As the slow-moving elevator passes the lower T in TET, Winston gets down to business. Not for the first time, either. “You’re not here just to send back rah-rah dispatches to your adoring fans, or to look down at the big blue marble and see how the fires in the Amazon are affecting wind currents in Asia.” He looks meaningfully down at the white box with its CLASSIFIED stamp.
“Don’t sell me short, Gareth. I took meteorology classes in college and boned up all last winter,” Gwendy says, ignoring both the comment and the implied question. Not that he’s afraid to ask outright; he already has, several times, both during their four weeks of pre-flight training and their twelve days of quarantine. “It turns out that Bob Dylan was wrong.”
Winston’s broad brow creases. “Not sure I’m following you, Senator.”
“You actually do need a weatherman to know which way the wind blows. The fires in the Amazon and those in Australia are making fundamental changes in Earth’s weather patterns. Some of those changes are bad, but some may actually be working in the environment’s favor, strange as that seems. They could put a damper on global warming.”
“Never believed in all that stuff myself. Overblown at best, nonexistent at worst.”

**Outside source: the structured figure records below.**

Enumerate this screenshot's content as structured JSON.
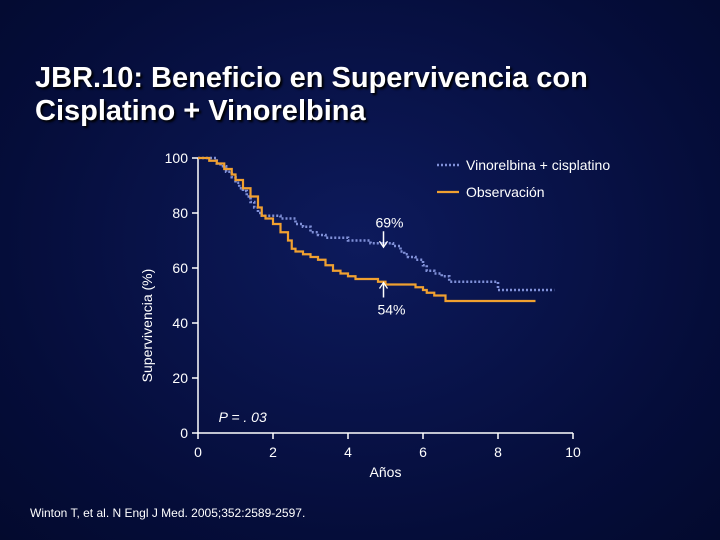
{
  "slide": {
    "title_line1": "JBR.10: Beneficio en Supervivencia con",
    "title_line2": "Cisplatino + Vinorelbina",
    "citation": "Winton T, et al. N Engl J Med. 2005;352:2589-2597."
  },
  "colors": {
    "vinorelbina": "#8090d8",
    "observacion": "#f0a030",
    "axis": "#ffffff"
  },
  "chart_data": {
    "type": "line",
    "title": "",
    "xlabel": "Años",
    "ylabel": "Supervivencia (%)",
    "xlim": [
      0,
      10
    ],
    "ylim": [
      0,
      100
    ],
    "x_ticks": [
      "0",
      "2",
      "4",
      "6",
      "8",
      "10"
    ],
    "y_ticks": [
      "0",
      "20",
      "40",
      "60",
      "80",
      "100"
    ],
    "legend_position": "top-right",
    "grid": false,
    "series": [
      {
        "name": "Vinorelbina + cisplatino",
        "style": "dotted",
        "color": "#8090d8",
        "x": [
          0,
          0.2,
          0.35,
          0.5,
          0.6,
          0.75,
          0.9,
          1.0,
          1.1,
          1.2,
          1.3,
          1.4,
          1.5,
          1.6,
          1.7,
          1.8,
          2.0,
          2.2,
          2.4,
          2.6,
          2.8,
          3.0,
          3.2,
          3.4,
          3.6,
          3.8,
          4.0,
          4.2,
          4.4,
          4.6,
          4.8,
          5.0,
          5.2,
          5.4,
          5.5,
          5.6,
          5.8,
          6.0,
          6.1,
          6.3,
          6.5,
          6.7,
          7.0,
          7.3,
          7.6,
          7.8,
          8.0,
          8.5,
          9.0,
          9.5
        ],
        "y": [
          100,
          100,
          100,
          98,
          97,
          95,
          93,
          91,
          89,
          88,
          86,
          84,
          82,
          80,
          79,
          79,
          79,
          78,
          78,
          76,
          75,
          73,
          72,
          71,
          71,
          71,
          70,
          70,
          70,
          69,
          69,
          69,
          68,
          66,
          65,
          64,
          63,
          61,
          59,
          58,
          57,
          55,
          55,
          55,
          55,
          55,
          52,
          52,
          52,
          52
        ]
      },
      {
        "name": "Observación",
        "style": "solid",
        "color": "#f0a030",
        "x": [
          0,
          0.3,
          0.5,
          0.7,
          0.9,
          1.0,
          1.2,
          1.4,
          1.6,
          1.7,
          1.8,
          2.0,
          2.2,
          2.4,
          2.5,
          2.6,
          2.8,
          3.0,
          3.2,
          3.4,
          3.6,
          3.8,
          4.0,
          4.2,
          4.4,
          4.6,
          4.8,
          5.0,
          5.2,
          5.4,
          5.6,
          5.8,
          6.0,
          6.1,
          6.3,
          6.6,
          7.0,
          8.0,
          9.0
        ],
        "y": [
          100,
          99,
          98,
          96,
          94,
          92,
          89,
          86,
          82,
          79,
          78,
          76,
          73,
          70,
          67,
          66,
          65,
          64,
          63,
          61,
          59,
          58,
          57,
          56,
          56,
          56,
          55,
          54,
          54,
          54,
          54,
          53,
          52,
          51,
          50,
          48,
          48,
          48,
          48
        ]
      }
    ],
    "annotations": [
      {
        "text": "69%",
        "x": 5.0,
        "y": 69
      },
      {
        "text": "54%",
        "x": 5.0,
        "y": 54
      }
    ],
    "p_value": "P = . 03"
  }
}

Now they are passing the E. Get me away from this guy, Gwendy thinks … then realizes that if she didn’t want to be in close quarters with a guy like Gareth Winston, she should have avoided this trip altogether.
Only she couldn’t.
She looks up at him, maintaining what she thinks of as the Patsy Follett Smile. “Antarctica is melting like a Popsicle in the sun and you don’t think global warming is real?”
But Winston won’t be led away from what interests him. He may be an overweight blowhard, but he didn’t make all those mega-billions by being stupid. Or distractable. “I would give a great deal to know what’s in your little white box, Senator, and I have a great deal to give, as I’m sure you know.”

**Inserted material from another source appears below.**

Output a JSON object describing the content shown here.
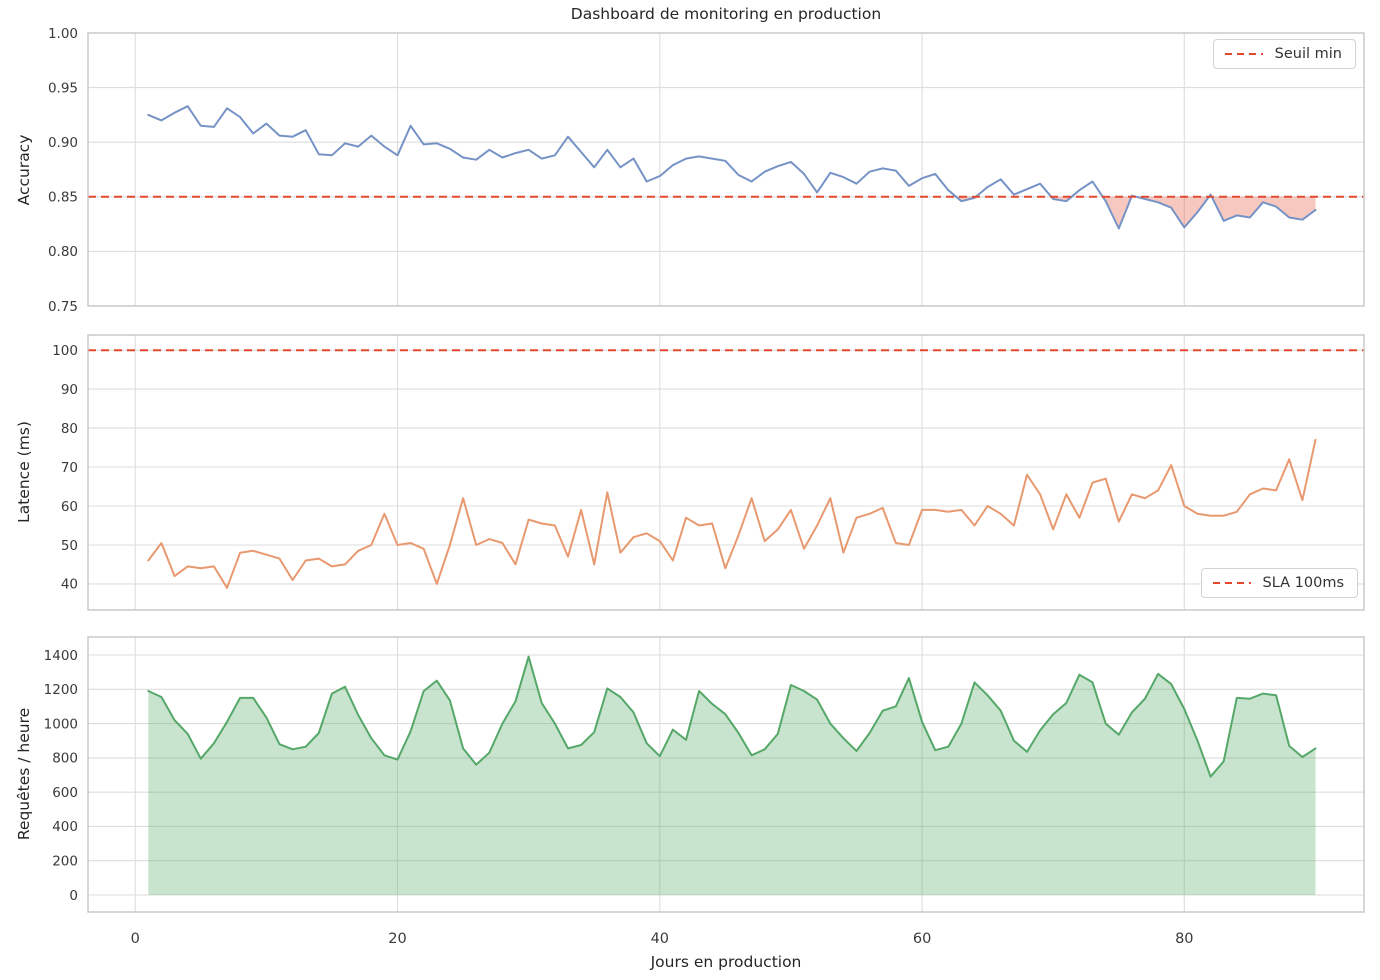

“Ooo, that sounds suspiciously like a bribe.”
“Not at all, just a figure of speech. And by the way, since we’re going to be space-mates very shortly, can I call you Gwendy?”
She maintains the brilliant smile, although it’s starting to hurt her face. “By all means. As for the contents of this …” She lifts the box. “Telling you would get us both in very big trouble, the kind that lands you in a federal facility, and it’s really not worth it. You’d be disappointed, and I’d hate to let down the fourth richest man in the world.”

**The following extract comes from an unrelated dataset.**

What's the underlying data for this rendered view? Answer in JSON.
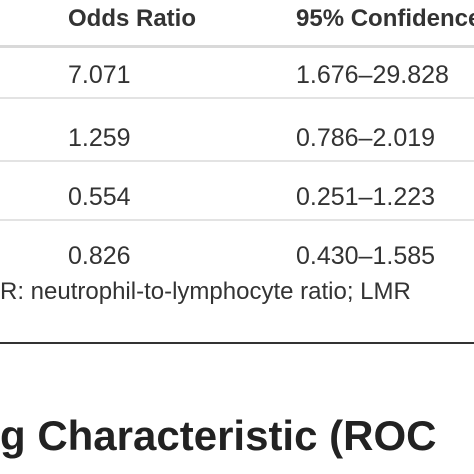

“Third richest,” he says, and gives her a smile that equals Gwendy’s in brilliance. He waggles a gloved finger at her. “I won’t give up, you know. I can be very persistent. And no one is going to put me in prison, dear.” Oh my, Gwendy thinks. We’ve progressed from Senator to Gwendy to dear in the course of one elevator ride. Of course, it’s a very slow elevator. “The economy would collapse.”
To this she makes no reply, but she’s thinking that if the box inside the box—the button box—fell into the wrong hands, everything would collapse.
The sun might even gain a new asteroid belt between Mars and Venus.